The Government Wants Apple To Turn Over The iOS Source Code So It Can Spy On Any iPhone – Huffington Post

 

ODDS OF SUCCESS UNCLEAR

There is little clarity on whether a government demand for source code would succeed.

Perhaps the closest parallel was in a case filed by federal prosecutors against Lavabit LLC, a privacy-oriented email service used by Edward Snowden. In trying to recover Snowden’s unencrypted mail from the company, which did not keep Snowden’s cryptographic key, the Justice Department got a court order forcing the company to turn over another key instead, one that would allow officials to impersonate the company’s website and intercept all interactions with its users.

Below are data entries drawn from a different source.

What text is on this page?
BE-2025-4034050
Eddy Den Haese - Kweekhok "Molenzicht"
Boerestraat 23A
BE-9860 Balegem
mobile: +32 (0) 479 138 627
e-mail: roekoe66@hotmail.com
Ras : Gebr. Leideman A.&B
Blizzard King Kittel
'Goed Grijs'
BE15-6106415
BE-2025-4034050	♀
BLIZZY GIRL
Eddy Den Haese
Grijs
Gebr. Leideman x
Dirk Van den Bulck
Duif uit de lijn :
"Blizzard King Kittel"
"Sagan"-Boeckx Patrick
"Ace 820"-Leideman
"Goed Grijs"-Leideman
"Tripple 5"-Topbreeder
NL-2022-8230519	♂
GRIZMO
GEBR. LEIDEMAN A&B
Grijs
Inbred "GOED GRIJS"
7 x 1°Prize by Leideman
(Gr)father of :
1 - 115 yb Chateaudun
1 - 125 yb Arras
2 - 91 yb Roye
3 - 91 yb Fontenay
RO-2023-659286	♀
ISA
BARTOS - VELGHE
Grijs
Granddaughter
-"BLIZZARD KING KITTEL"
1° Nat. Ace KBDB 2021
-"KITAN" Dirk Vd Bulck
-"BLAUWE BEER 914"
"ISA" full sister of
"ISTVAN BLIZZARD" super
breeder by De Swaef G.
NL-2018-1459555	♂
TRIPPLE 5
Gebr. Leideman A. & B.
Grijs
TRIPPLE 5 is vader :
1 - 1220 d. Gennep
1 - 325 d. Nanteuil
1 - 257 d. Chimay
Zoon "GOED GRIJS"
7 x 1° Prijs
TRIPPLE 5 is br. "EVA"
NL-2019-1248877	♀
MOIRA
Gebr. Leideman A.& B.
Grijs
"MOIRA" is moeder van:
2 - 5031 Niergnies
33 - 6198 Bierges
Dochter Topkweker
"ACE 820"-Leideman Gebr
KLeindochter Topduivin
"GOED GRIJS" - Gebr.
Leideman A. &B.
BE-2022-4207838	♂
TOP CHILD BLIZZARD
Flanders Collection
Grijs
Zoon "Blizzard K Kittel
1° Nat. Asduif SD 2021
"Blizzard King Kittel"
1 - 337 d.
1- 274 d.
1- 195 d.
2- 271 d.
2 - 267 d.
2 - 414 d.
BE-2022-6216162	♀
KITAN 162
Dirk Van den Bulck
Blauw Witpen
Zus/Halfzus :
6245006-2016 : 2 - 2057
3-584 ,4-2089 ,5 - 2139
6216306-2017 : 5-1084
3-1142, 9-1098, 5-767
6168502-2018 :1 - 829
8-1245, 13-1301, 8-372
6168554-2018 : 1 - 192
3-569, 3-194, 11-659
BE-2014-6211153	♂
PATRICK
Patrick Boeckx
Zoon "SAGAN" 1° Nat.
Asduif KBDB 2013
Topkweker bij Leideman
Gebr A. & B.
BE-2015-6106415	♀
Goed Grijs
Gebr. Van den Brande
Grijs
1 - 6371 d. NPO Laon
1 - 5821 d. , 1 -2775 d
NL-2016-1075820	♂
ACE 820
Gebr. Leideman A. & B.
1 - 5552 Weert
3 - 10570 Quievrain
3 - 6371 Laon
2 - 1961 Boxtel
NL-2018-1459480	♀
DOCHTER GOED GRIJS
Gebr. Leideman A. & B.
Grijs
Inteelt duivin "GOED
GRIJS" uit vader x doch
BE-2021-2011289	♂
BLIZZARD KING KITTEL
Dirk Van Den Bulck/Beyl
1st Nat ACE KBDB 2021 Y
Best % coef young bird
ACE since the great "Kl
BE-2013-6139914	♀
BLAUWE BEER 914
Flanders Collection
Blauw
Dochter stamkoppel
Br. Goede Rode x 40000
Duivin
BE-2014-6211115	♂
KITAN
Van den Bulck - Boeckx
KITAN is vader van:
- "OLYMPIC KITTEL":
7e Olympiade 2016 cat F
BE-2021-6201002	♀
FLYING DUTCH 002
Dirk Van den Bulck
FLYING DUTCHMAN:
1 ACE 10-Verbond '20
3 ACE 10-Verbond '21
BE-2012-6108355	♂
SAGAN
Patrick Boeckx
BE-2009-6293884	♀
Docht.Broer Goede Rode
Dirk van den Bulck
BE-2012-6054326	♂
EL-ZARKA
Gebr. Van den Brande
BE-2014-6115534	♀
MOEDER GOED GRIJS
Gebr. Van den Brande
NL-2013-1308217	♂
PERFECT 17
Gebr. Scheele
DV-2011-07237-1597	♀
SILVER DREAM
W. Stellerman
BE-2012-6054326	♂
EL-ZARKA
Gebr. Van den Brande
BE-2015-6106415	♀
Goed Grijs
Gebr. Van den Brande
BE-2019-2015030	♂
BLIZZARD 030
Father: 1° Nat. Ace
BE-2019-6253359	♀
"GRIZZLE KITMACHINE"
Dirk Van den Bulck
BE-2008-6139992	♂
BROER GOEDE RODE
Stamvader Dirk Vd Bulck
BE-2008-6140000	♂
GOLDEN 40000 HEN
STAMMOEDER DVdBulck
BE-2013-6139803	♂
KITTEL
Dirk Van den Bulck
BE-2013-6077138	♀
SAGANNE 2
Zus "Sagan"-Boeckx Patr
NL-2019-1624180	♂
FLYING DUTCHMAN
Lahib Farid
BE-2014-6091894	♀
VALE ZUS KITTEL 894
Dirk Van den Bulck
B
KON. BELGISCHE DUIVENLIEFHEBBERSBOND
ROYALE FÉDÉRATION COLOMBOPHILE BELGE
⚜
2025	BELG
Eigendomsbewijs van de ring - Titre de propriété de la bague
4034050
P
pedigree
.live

“Lavabit must provide any and all information necessary to decrypt the content, including, but not limited to public and private keys and algorithms,” the lower court ruled.

Lavabit shut down rather than comply. But company lawyer Jesse Binnall said the Fourth Circuit Court of Appeals, which upheld the lower ruling, did so on procedural grounds, so that the Justice Department’s win would not influence much elsewhere.

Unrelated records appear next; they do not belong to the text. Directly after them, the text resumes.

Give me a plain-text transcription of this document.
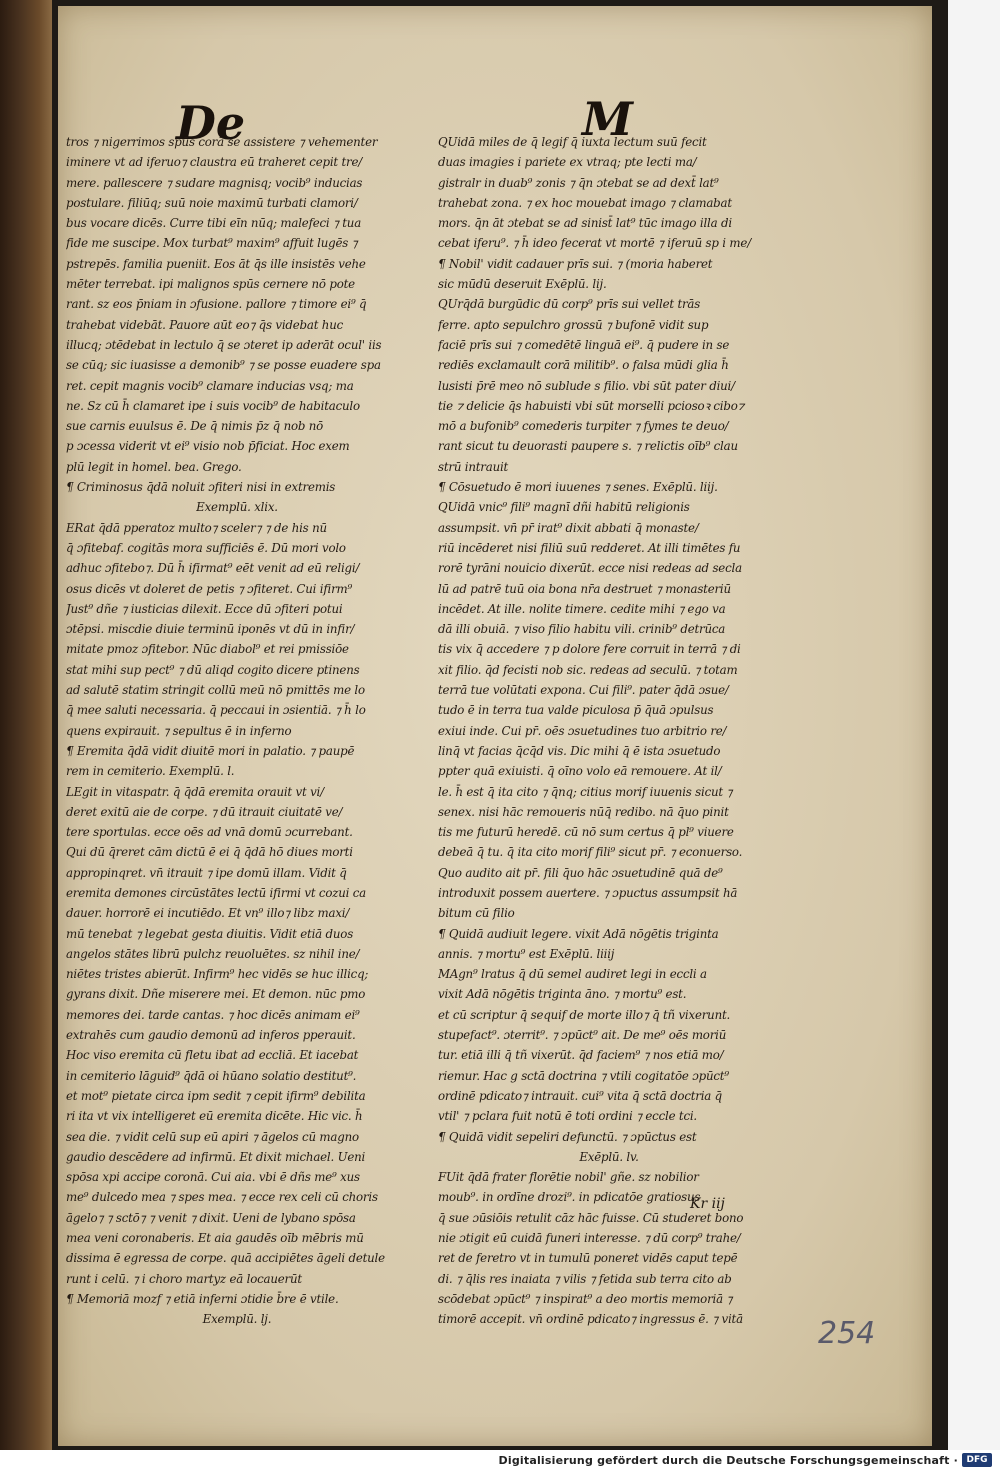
De	M
tros ⁊ nigerrimos spūs corā se assistere ⁊ vehementer
iminere vt ad iferuo⁊ claustra eū traheret cepit tre/
mere. pallescere ⁊ sudare magnisq; vocib⁹ inducias
postulare. filiūq; suū noie maximū turbati clamori/
bus vocare dicēs. Curre tibi eīn nūq; malefeci ⁊ tua
fide me suscipe. Mox turbat⁹ maxim⁹ affuit lugēs ⁊
pstrepēs. familia pueniit. Eos āt q̄s ille insistēs vehe
mēter terrebat. ipi malignos spūs cernere nō pote
rant. sz eos p̄niam in ɔfusione. pallore ⁊ timore ei⁹ q̄
trahebat videbāt. Pauore aūt eo⁊ q̄s videbat huc
illucq; ɔtēdebat in lectulo q̄ se ɔteret ip aderāt ocul' iis
se cūq; sic iuasisse a demonib⁹ ⁊ se posse euadere spa
ret. cepit magnis vocib⁹ clamare inducias vsq; ma
ne. Sz cū h̄ clamaret ipe i suis vocib⁹ de habitaculo
sue carnis euulsus ē. De q̄ nimis p̄z q̄ nob nō
p ɔcessa viderit vt ei⁹ visio nob p̄ficiat. Hoc exem
plū legit in homel. bea. Grego.
¶ Criminosus q̄dā noluit ɔfiteri nisi in extremis
Exemplū. xlix.
ERat q̄dā pperatoz multo⁊ sceler⁊ ⁊ de his nū
q̄ ɔfitebaf. cogitās mora sufficiēs ē. Dū mori volo
adhuc ɔfitebo⁊. Dū h̄ ifirmat⁹ eēt venit ad eū religi/
osus dicēs vt doleret de petis ⁊ ɔfiteret. Cui ifirm⁹
Just⁹ dñe ⁊ iusticias dilexit. Ecce dū ɔfiteri potui
ɔtēpsi. miscdie diuie terminū iponēs vt dū in infir/
mitate pmoz ɔfitebor. Nūc diabol⁹ et rei pmissiōe
stat mihi sup pect⁹ ⁊ dū aliqd cogito dicere ptinens
ad salutē statim stringit collū meū nō pmittēs me lo
q̄ mee saluti necessaria. q̄ peccaui in ɔsientiā. ⁊ h̄ lo
quens expirauit. ⁊ sepultus ē in inferno
¶ Eremita q̄dā vidit diuitē mori in palatio. ⁊ paupē
rem in cemiterio. Exemplū. l.
LEgit in vitaspatr. q̄ q̄dā eremita orauit vt vi/
deret exitū aie de corpe. ⁊ dū itrauit ciuitatē ve/
tere sportulas. ecce oēs ad vnā domū ɔcurrebant.
Qui dū q̄reret cām dictū ē ei q̄ q̄dā hō diues morti
appropinqret. vn̄ itrauit ⁊ ipe domū illam. Vidit q̄
eremita demones circūstātes lectū ifirmi vt cozui ca
dauer. horrorē ei incutiēdo. Et vn⁹ illo⁊ libz maxi/
mū tenebat ⁊ legebat gesta diuitis. Vidit etiā duos
angelos stātes librū pulchz reuoluētes. sz nihil ine/
niētes tristes abierūt. Infirm⁹ hec vidēs se huc illicq;
gyrans dixit. Dñe miserere mei. Et demon. nūc pmo
memores dei. tarde cantas. ⁊ hoc dicēs animam ei⁹
extrahēs cum gaudio demonū ad inferos pperauit.
Hoc viso eremita cū fletu ibat ad eccliā. Et iacebat
in cemiterio lāguid⁹ q̄dā oi hūano solatio destitut⁹.
et mot⁹ pietate circa ipm sedit ⁊ cepit ifirm⁹ debilita
ri ita vt vix intelligeret eū eremita dicēte. Hic vic. h̄
sea die. ⁊ vidit celū sup eū apiri ⁊ āgelos cū magno
gaudio descēdere ad infirmū. Et dixit michael. Ueni
spōsa xpi accipe coronā. Cui aia. vbi ē dñs me⁹ xus
me⁹ dulcedo mea ⁊ spes mea. ⁊ ecce rex celi cū choris
āgelo⁊ ⁊ sctō⁊ ⁊ venit ⁊ dixit. Ueni de lybano spōsa
mea veni coronaberis. Et aia gaudēs oīb mēbris mū
dissima ē egressa de corpe. quā accipiētes āgeli detule
runt i celū. ⁊ i choro martyz eā locauerūt
¶ Memoriā mozf ⁊ etiā inferni ɔtidie b̄re ē vtile.
Exemplū. lj.
QUidā miles de q̄ legif q̄ iuxta lectum suū fecit
duas imagies i pariete ex vtraq; pte lecti ma/
gistralr in duab⁹ zonis ⁊ q̄n ɔtebat se ad dext̄ lat⁹
trahebat zona. ⁊ ex hoc mouebat imago ⁊ clamabat
mors. q̄n āt ɔtebat se ad sinist̄ lat⁹ tūc imago illa di
cebat iferu⁹. ⁊ h̄ ideo fecerat vt mortē ⁊ iferuū sp i me/
¶ Nobil' vidit cadauer prīs sui. ⁊ (moria haberet
sic mūdū deseruit Exēplū. lij.
QUrq̄dā burgūdic dū corp⁹ prīs sui vellet trās
ferre. apto sepulchro grossū ⁊ bufonē vidit sup
faciē prīs sui ⁊ comedētē linguā ei⁹. q̄ pudere in se
rediēs exclamault corā militib⁹. o falsa mūdi glia h̄
lusisti p̄rē meo nō sublude s filio. vbi sūt pater diui/
tie ⁊ delicie q̄s habuisti vbi sūt morselli pciosoꝛ cibo⁊
mō a bufonib⁹ comederis turpiter ⁊ fymes te deuo/
rant sicut tu deuorasti paupere s. ⁊ relictis oīb⁹ clau
strū intrauit
¶ Cōsuetudo ē mori iuuenes ⁊ senes. Exēplū. liij.
QUidā vnic⁹ fili⁹ magnī dñi habitū religionis
assumpsit. vn̄ pr̄ irat⁹ dixit abbati q̄ monaste/
riū incēderet nisi filiū suū redderet. At illi timētes fu
rorē tyrāni nouicio dixerūt. ecce nisi redeas ad secla
lū ad patrē tuū oia bona nr̄a destruet ⁊ monasteriū
incēdet. At ille. nolite timere. cedite mihi ⁊ ego va
dā illi obuiā. ⁊ viso filio habitu vili. crinib⁹ detrūca
tis vix q̄ accedere ⁊ p dolore fere corruit in terrā ⁊ di
xit filio. q̄d fecisti nob sic. redeas ad seculū. ⁊ totam
terrā tue volūtati expona. Cui fili⁹. pater q̄dā ɔsue/
tudo ē in terra tua valde piculosa p̄ q̄uā ɔpulsus
exiui inde. Cui pr̄. oēs ɔsuetudines tuo arbitrio re/
linq̄ vt facias q̄cq̄d vis. Dic mihi q̄ ē ista ɔsuetudo
ppter quā exiuisti. q̄ oīno volo eā remouere. At il/
le. h̄ est q̄ ita cito ⁊ q̄nq; citius morif iuuenis sicut ⁊
senex. nisi hāc remoueris nūq̄ redibo. nā q̄uo pinit
tis me futurū heredē. cū nō sum certus q̄ pl⁹ viuere
debeā q̄ tu. q̄ ita cito morif fili⁹ sicut pr̄. ⁊ econuerso.
Quo audito ait pr̄. fili q̄uo hāc ɔsuetudinē quā de⁹
introduxit possem auertere. ⁊ ɔpuctus assumpsit hā
bitum cū filio
¶ Quidā audiuit legere. vixit Adā nōgētis triginta
annis. ⁊ mortu⁹ est Exēplū. liiij
MAgn⁹ lratus q̄ dū semel audiret legi in eccli a
vixit Adā nōgētis triginta āno. ⁊ mortu⁹ est.
et cū scriptur q̄ sequif de morte illo⁊ q̄ tñ vixerunt.
stupefact⁹. ɔterrit⁹. ⁊ ɔpūct⁹ ait. De me⁹ oēs moriū
tur. etiā illi q̄ tñ vixerūt. q̄d faciem⁹ ⁊ nos etiā mo/
riemur. Hac g sctā doctrina ⁊ vtili cogitatōe ɔpūct⁹
ordinē pdicato⁊ intrauit. cui⁹ vita q̄ sctā doctria q̄
vtil' ⁊ pclara fuit notū ē toti ordini ⁊ eccle tci.
¶ Quidā vidit sepeliri defunctū. ⁊ ɔpūctus est
Exēplū. lv.
FUit q̄dā frater florētie nobil' gñe. sz nobilior
moub⁹. in ordīne drozi⁹. in pdicatōe gratiosus
q̄ sue ɔūsiōis retulit cāz hāc fuisse. Cū studeret bono
nie ɔtigit eū cuidā funeri interesse. ⁊ dū corp⁹ trahe/
ret de feretro vt in tumulū poneret vidēs caput tepē
di. ⁊ q̄lis res inaiata ⁊ vilis ⁊ fetida sub terra cito ab
scōdebat ɔpūct⁹ ⁊ inspirat⁹ a deo mortis memoriā ⁊
timorē accepit. vn̄ ordinē pdicato⁊ ingressus ē. ⁊ vitā
Kr iij
254
Digitalisierung gefördert durch die Deutsche Forschungsgemeinschaft · DFG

In any case, full source code would be even more valuable than the traffic key in the Lavabit case, and the industry would go to extreme lengths to fight for it, Binnall said.

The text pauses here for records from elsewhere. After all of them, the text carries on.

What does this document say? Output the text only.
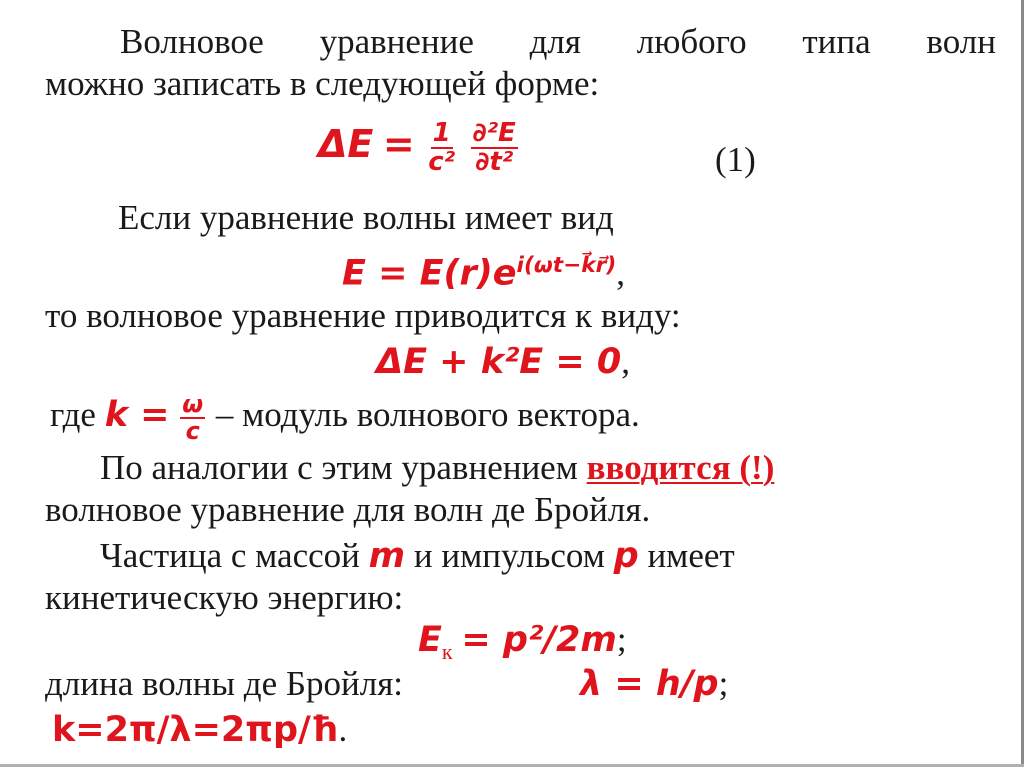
Волновое уравнение для любого типа волн
можно записать в следующей форме:
$\Delta E = \frac{1}{\text{c²}}$
$\frac{\text{∂²E}}{\text{∂t²}}$	(1)
Если уравнение волны имеет вид
$E = E(r)e^{i(\omega t-k⃗r⃗)}$,
то волновое уравнение приводится к виду:
ΔE + k²E = 0,
где $k = \frac{\omega}{c}$ – модуль волнового вектора.
По аналогии с этим уравнением вводится (!)
волновое уравнение для волн де Бройля.
Частица с массой m и импульсом p имеет
кинетическую энергию:
$E_к = p^2/2m$;
длина волны де Бройля:	λ = h/p;
k=2π/λ=2πp/ħ.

“That really is the keys to the kingdom,” Binnall said.

Source code is sometimes inspected during lawsuits over intellectual property, and the Justice Department noted that Apple won permission to review some of rival Samsung’s code in one such case. In that case and similar battles, the code is produced with strict rules to prevent copying.

No cases brought by the government have led to that sort of code production, or at least none that have come to light.

But intelligence agencies operate under different rules and have wide latitude overseas. Some advanced espionage programs attributed to the United States used digital certificates that were stolen from Taiwanese companies, though not full programs.

U.S. software code may have been sought in other cases, such as investigations relying on the Patriot Act or the Foreign Intelligence Surveillance Act (FISA), which applies within American borders.

Several people who have argued before the special FISA court or are familiar with some of its cases say they know of no time that the government has sought source code.